Durante una entrevista con Radio Uno, explicó que esta fragmentación se vuelve más evidente cuando los países deben afrontar desafíos que requieren respuestas simultáneas, como infraestructura, comercio, energía, seguridad y conectividad. Puso como ejemplo un corredor logístico, donde una carretera puede ejecutarse antes que las obras de saneamiento, obligando posteriormente a romper la vía para instalar tuberías. A su juicio, este tipo de descoordinaciones limita el desarrollo no solo del Perú, sino de la región.
Limache también destacó el papel que podría asumir el megapuerto de Chancay dentro de una mayor integración económica latinoamericana.
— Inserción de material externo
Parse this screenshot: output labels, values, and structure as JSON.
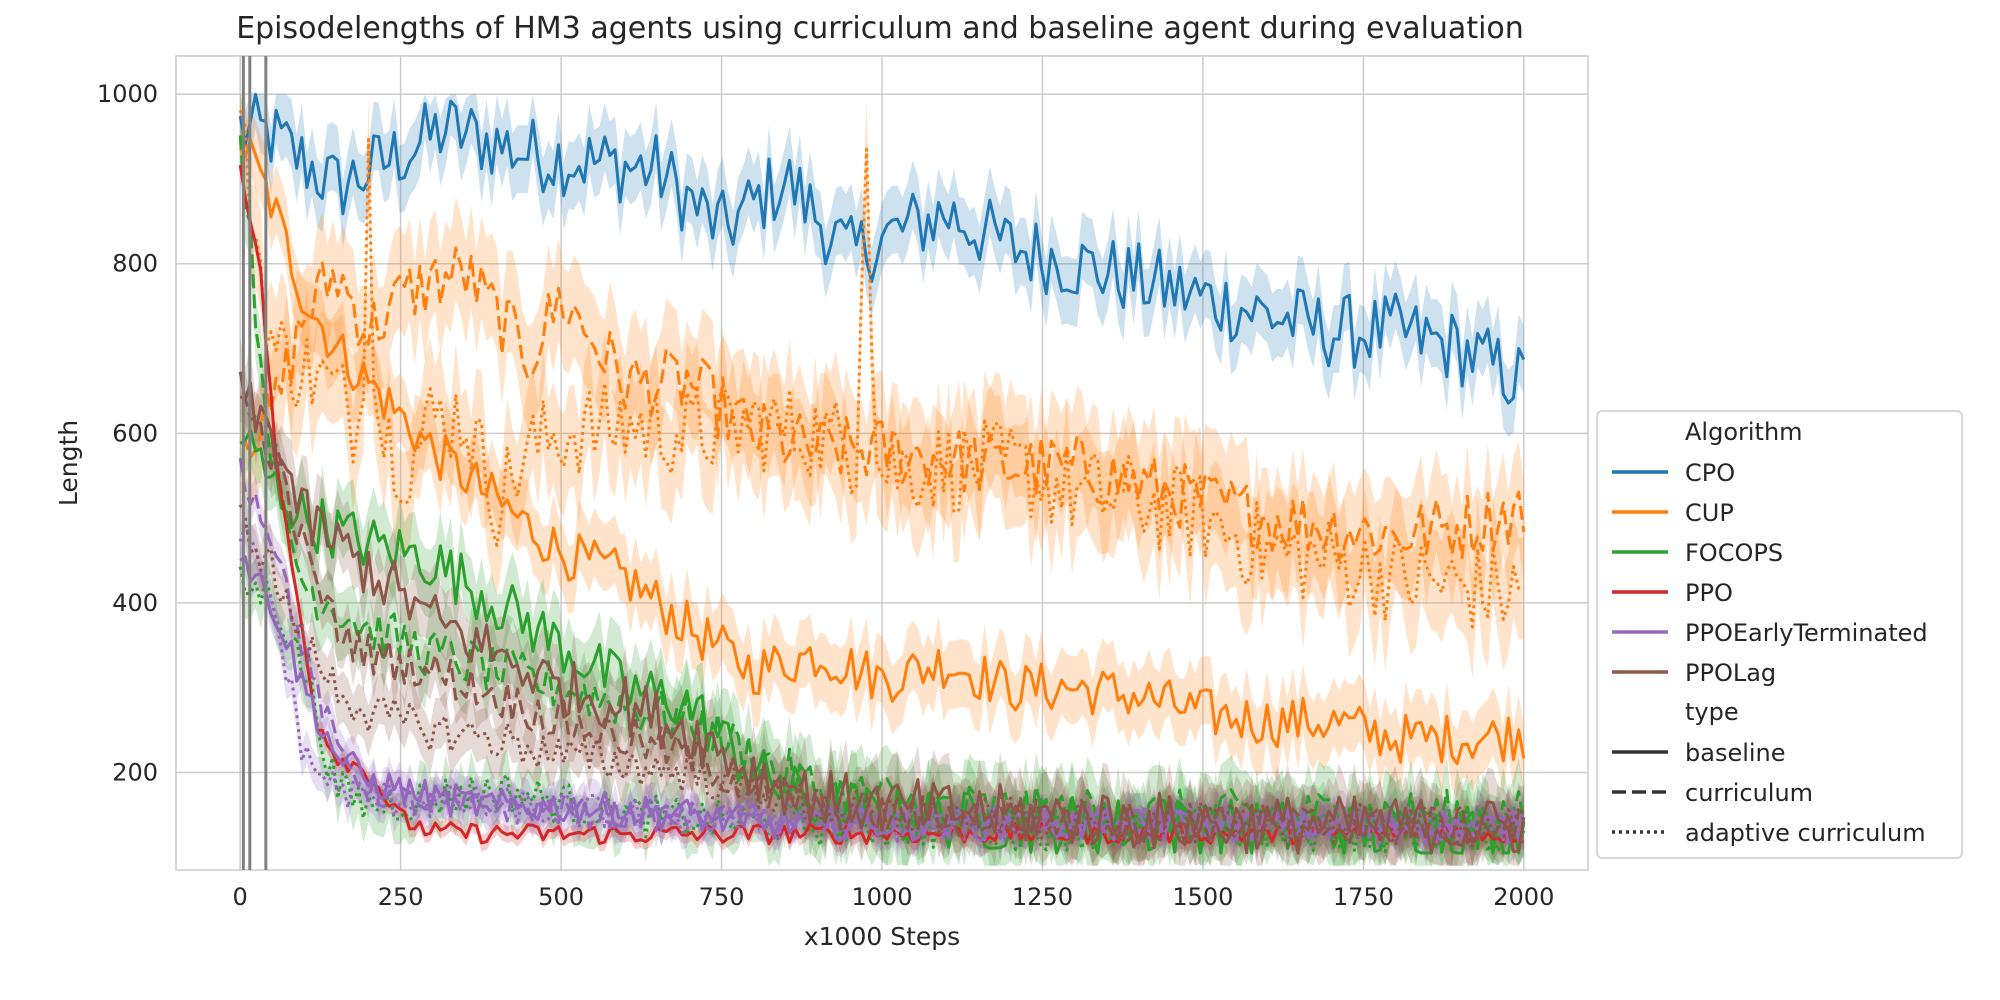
{
  "chart_data": {
    "type": "line",
    "title": "Episodelengths of HM3 agents using curriculum and baseline agent during evaluation",
    "xlabel": "x1000 Steps",
    "ylabel": "Length",
    "xlim": [
      -100,
      2100
    ],
    "ylim": [
      85,
      1045
    ],
    "x_ticks": [
      "0",
      "250",
      "500",
      "750",
      "1000",
      "1250",
      "1500",
      "1750",
      "2000"
    ],
    "y_ticks": [
      "200",
      "400",
      "600",
      "800",
      "1000"
    ],
    "grid": true,
    "legend_position": "right",
    "legend": {
      "algorithm_heading": "Algorithm",
      "type_heading": "type",
      "algorithms": [
        {
          "name": "CPO",
          "color": "#1f77b4"
        },
        {
          "name": "CUP",
          "color": "#ff7f0e"
        },
        {
          "name": "FOCOPS",
          "color": "#2ca02c"
        },
        {
          "name": "PPO",
          "color": "#d62728"
        },
        {
          "name": "PPOEarlyTerminated",
          "color": "#9467bd"
        },
        {
          "name": "PPOLag",
          "color": "#8c564b"
        }
      ],
      "types": [
        {
          "name": "baseline",
          "dash": "solid"
        },
        {
          "name": "curriculum",
          "dash": "dashed"
        },
        {
          "name": "adaptive curriculum",
          "dash": "dotted"
        }
      ]
    },
    "vertical_markers": [
      5,
      15,
      40
    ],
    "series": [
      {
        "algorithm": "CPO",
        "type": "baseline",
        "color": "#1f77b4",
        "dash": "solid",
        "noise": 45,
        "band": 40,
        "points": [
          [
            0,
            960
          ],
          [
            50,
            950
          ],
          [
            150,
            890
          ],
          [
            250,
            930
          ],
          [
            320,
            960
          ],
          [
            450,
            930
          ],
          [
            550,
            920
          ],
          [
            650,
            910
          ],
          [
            750,
            840
          ],
          [
            850,
            900
          ],
          [
            950,
            810
          ],
          [
            1000,
            830
          ],
          [
            1100,
            860
          ],
          [
            1200,
            820
          ],
          [
            1300,
            800
          ],
          [
            1400,
            780
          ],
          [
            1500,
            760
          ],
          [
            1600,
            740
          ],
          [
            1700,
            720
          ],
          [
            1800,
            720
          ],
          [
            1900,
            700
          ],
          [
            2000,
            660
          ]
        ]
      },
      {
        "algorithm": "CUP",
        "type": "baseline",
        "color": "#ff7f0e",
        "dash": "solid",
        "noise": 30,
        "band": 40,
        "points": [
          [
            0,
            950
          ],
          [
            50,
            870
          ],
          [
            100,
            760
          ],
          [
            150,
            700
          ],
          [
            200,
            660
          ],
          [
            250,
            620
          ],
          [
            300,
            580
          ],
          [
            400,
            520
          ],
          [
            500,
            460
          ],
          [
            600,
            430
          ],
          [
            700,
            370
          ],
          [
            800,
            320
          ],
          [
            900,
            340
          ],
          [
            1000,
            310
          ],
          [
            1100,
            330
          ],
          [
            1200,
            300
          ],
          [
            1300,
            300
          ],
          [
            1400,
            290
          ],
          [
            1500,
            270
          ],
          [
            1600,
            260
          ],
          [
            1700,
            260
          ],
          [
            1800,
            240
          ],
          [
            1900,
            240
          ],
          [
            2000,
            245
          ]
        ]
      },
      {
        "algorithm": "CUP",
        "type": "curriculum",
        "color": "#ff7f0e",
        "dash": "dashed",
        "noise": 40,
        "band": 60,
        "points": [
          [
            0,
            600
          ],
          [
            50,
            620
          ],
          [
            100,
            740
          ],
          [
            150,
            790
          ],
          [
            200,
            720
          ],
          [
            250,
            760
          ],
          [
            300,
            780
          ],
          [
            350,
            790
          ],
          [
            450,
            690
          ],
          [
            500,
            760
          ],
          [
            600,
            660
          ],
          [
            700,
            660
          ],
          [
            800,
            600
          ],
          [
            900,
            580
          ],
          [
            1000,
            580
          ],
          [
            1100,
            570
          ],
          [
            1200,
            560
          ],
          [
            1300,
            560
          ],
          [
            1400,
            540
          ],
          [
            1500,
            520
          ],
          [
            1600,
            500
          ],
          [
            1700,
            490
          ],
          [
            1800,
            480
          ],
          [
            1900,
            490
          ],
          [
            2000,
            510
          ]
        ]
      },
      {
        "algorithm": "CUP",
        "type": "adaptive curriculum",
        "color": "#ff7f0e",
        "dash": "dotted",
        "noise": 55,
        "band": 60,
        "points": [
          [
            0,
            960
          ],
          [
            50,
            700
          ],
          [
            150,
            650
          ],
          [
            190,
            600
          ],
          [
            200,
            1000
          ],
          [
            210,
            620
          ],
          [
            260,
            560
          ],
          [
            300,
            620
          ],
          [
            350,
            620
          ],
          [
            400,
            520
          ],
          [
            450,
            580
          ],
          [
            500,
            600
          ],
          [
            600,
            610
          ],
          [
            700,
            600
          ],
          [
            800,
            610
          ],
          [
            900,
            600
          ],
          [
            960,
            580
          ],
          [
            975,
            1000
          ],
          [
            990,
            560
          ],
          [
            1100,
            560
          ],
          [
            1200,
            560
          ],
          [
            1300,
            530
          ],
          [
            1400,
            520
          ],
          [
            1500,
            500
          ],
          [
            1600,
            460
          ],
          [
            1700,
            450
          ],
          [
            1800,
            430
          ],
          [
            1900,
            420
          ],
          [
            2000,
            410
          ]
        ]
      },
      {
        "algorithm": "FOCOPS",
        "type": "baseline",
        "color": "#2ca02c",
        "dash": "solid",
        "noise": 35,
        "band": 40,
        "points": [
          [
            0,
            600
          ],
          [
            50,
            540
          ],
          [
            100,
            500
          ],
          [
            200,
            470
          ],
          [
            300,
            450
          ],
          [
            400,
            400
          ],
          [
            500,
            350
          ],
          [
            600,
            300
          ],
          [
            700,
            280
          ],
          [
            800,
            200
          ],
          [
            900,
            160
          ],
          [
            1000,
            150
          ],
          [
            1200,
            140
          ],
          [
            1500,
            135
          ],
          [
            1800,
            130
          ],
          [
            2000,
            130
          ]
        ]
      },
      {
        "algorithm": "FOCOPS",
        "type": "curriculum",
        "color": "#2ca02c",
        "dash": "dashed",
        "noise": 30,
        "band": 40,
        "points": [
          [
            0,
            960
          ],
          [
            30,
            700
          ],
          [
            60,
            520
          ],
          [
            100,
            420
          ],
          [
            200,
            370
          ],
          [
            300,
            340
          ],
          [
            400,
            320
          ],
          [
            500,
            300
          ],
          [
            600,
            280
          ],
          [
            700,
            260
          ],
          [
            800,
            220
          ],
          [
            900,
            180
          ],
          [
            1000,
            170
          ],
          [
            1100,
            160
          ],
          [
            1200,
            155
          ],
          [
            1400,
            150
          ],
          [
            1600,
            150
          ],
          [
            1800,
            150
          ],
          [
            2000,
            150
          ]
        ]
      },
      {
        "algorithm": "FOCOPS",
        "type": "adaptive curriculum",
        "color": "#2ca02c",
        "dash": "dotted",
        "noise": 25,
        "band": 30,
        "points": [
          [
            0,
            420
          ],
          [
            50,
            410
          ],
          [
            100,
            320
          ],
          [
            150,
            180
          ],
          [
            200,
            160
          ],
          [
            300,
            170
          ],
          [
            400,
            180
          ],
          [
            500,
            165
          ],
          [
            600,
            150
          ],
          [
            700,
            145
          ],
          [
            800,
            140
          ],
          [
            1000,
            135
          ],
          [
            1500,
            132
          ],
          [
            2000,
            130
          ]
        ]
      },
      {
        "algorithm": "PPO",
        "type": "baseline",
        "color": "#d62728",
        "dash": "solid",
        "noise": 12,
        "band": 10,
        "points": [
          [
            0,
            920
          ],
          [
            30,
            800
          ],
          [
            60,
            540
          ],
          [
            90,
            400
          ],
          [
            120,
            260
          ],
          [
            150,
            220
          ],
          [
            200,
            200
          ],
          [
            250,
            145
          ],
          [
            300,
            130
          ],
          [
            400,
            128
          ],
          [
            600,
            127
          ],
          [
            1000,
            128
          ],
          [
            1500,
            128
          ],
          [
            2000,
            128
          ]
        ]
      },
      {
        "algorithm": "PPOEarlyTerminated",
        "type": "baseline",
        "color": "#9467bd",
        "dash": "solid",
        "noise": 20,
        "band": 20,
        "points": [
          [
            0,
            460
          ],
          [
            50,
            400
          ],
          [
            100,
            300
          ],
          [
            150,
            220
          ],
          [
            200,
            190
          ],
          [
            300,
            170
          ],
          [
            400,
            160
          ],
          [
            500,
            160
          ],
          [
            600,
            155
          ],
          [
            700,
            150
          ],
          [
            800,
            140
          ],
          [
            1000,
            140
          ],
          [
            1500,
            138
          ],
          [
            2000,
            135
          ]
        ]
      },
      {
        "algorithm": "PPOEarlyTerminated",
        "type": "curriculum",
        "color": "#9467bd",
        "dash": "dashed",
        "noise": 18,
        "band": 20,
        "points": [
          [
            0,
            560
          ],
          [
            50,
            480
          ],
          [
            100,
            340
          ],
          [
            150,
            230
          ],
          [
            200,
            180
          ],
          [
            300,
            160
          ],
          [
            400,
            160
          ],
          [
            600,
            150
          ],
          [
            800,
            145
          ],
          [
            1000,
            140
          ],
          [
            1500,
            138
          ],
          [
            2000,
            135
          ]
        ]
      },
      {
        "algorithm": "PPOEarlyTerminated",
        "type": "adaptive curriculum",
        "color": "#9467bd",
        "dash": "dotted",
        "noise": 22,
        "band": 20,
        "points": [
          [
            0,
            490
          ],
          [
            50,
            400
          ],
          [
            100,
            220
          ],
          [
            150,
            180
          ],
          [
            200,
            170
          ],
          [
            400,
            160
          ],
          [
            600,
            150
          ],
          [
            800,
            145
          ],
          [
            1000,
            140
          ],
          [
            1500,
            140
          ],
          [
            2000,
            138
          ]
        ]
      },
      {
        "algorithm": "PPOLag",
        "type": "baseline",
        "color": "#8c564b",
        "dash": "solid",
        "noise": 35,
        "band": 40,
        "points": [
          [
            0,
            640
          ],
          [
            50,
            600
          ],
          [
            100,
            500
          ],
          [
            150,
            470
          ],
          [
            200,
            440
          ],
          [
            300,
            380
          ],
          [
            400,
            340
          ],
          [
            500,
            300
          ],
          [
            600,
            280
          ],
          [
            700,
            250
          ],
          [
            800,
            200
          ],
          [
            900,
            170
          ],
          [
            1000,
            160
          ],
          [
            1200,
            150
          ],
          [
            1500,
            140
          ],
          [
            2000,
            135
          ]
        ]
      },
      {
        "algorithm": "PPOLag",
        "type": "curriculum",
        "color": "#8c564b",
        "dash": "dashed",
        "noise": 25,
        "band": 30,
        "points": [
          [
            0,
            640
          ],
          [
            50,
            580
          ],
          [
            100,
            460
          ],
          [
            150,
            370
          ],
          [
            200,
            340
          ],
          [
            300,
            320
          ],
          [
            400,
            290
          ],
          [
            500,
            260
          ],
          [
            600,
            240
          ],
          [
            700,
            220
          ],
          [
            800,
            180
          ],
          [
            900,
            160
          ],
          [
            1000,
            150
          ],
          [
            1500,
            140
          ],
          [
            2000,
            135
          ]
        ]
      },
      {
        "algorithm": "PPOLag",
        "type": "adaptive curriculum",
        "color": "#8c564b",
        "dash": "dotted",
        "noise": 25,
        "band": 30,
        "points": [
          [
            0,
            500
          ],
          [
            50,
            440
          ],
          [
            100,
            350
          ],
          [
            150,
            300
          ],
          [
            200,
            270
          ],
          [
            300,
            250
          ],
          [
            400,
            240
          ],
          [
            500,
            220
          ],
          [
            600,
            210
          ],
          [
            700,
            200
          ],
          [
            800,
            180
          ],
          [
            900,
            160
          ],
          [
            1000,
            150
          ],
          [
            1500,
            140
          ],
          [
            2000,
            135
          ]
        ]
      }
    ]
  }
}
Consideró que su ubicación puede permitir conectar a economías como Brasil, Ecuador, Colombia y otros países con los mercados asiáticos, siempre que exista una infraestructura logística articulada y participación coordinada de los Estados y el sector privado. En ese contexto, sostuvo que Chancay podría funcionar como un hub regional para concentrar cargas de distintos países y facilitar su salida hacia Asia.
El especialista agregó que el desarrollo alrededor de Chancay ya viene generando interés empresarial y un incremento de la demanda por terrenos en zonas cercanas. Asimismo, mencionó las expectativas vinculadas a las zonas económicas especiales privadas y señaló que el reto para el Perú será aprovechar esta oportunidad para generar inversión, empleo y mayor integración productiva con otros países latinoamericanos. Para Limache, la discusión no debería centrarse únicamente en si la región se acerca a China o a Estados Unidos, sino en cómo los países latinoamericanos pueden aprovechar sus relaciones con ambas potencias de acuerdo con sus propios intereses.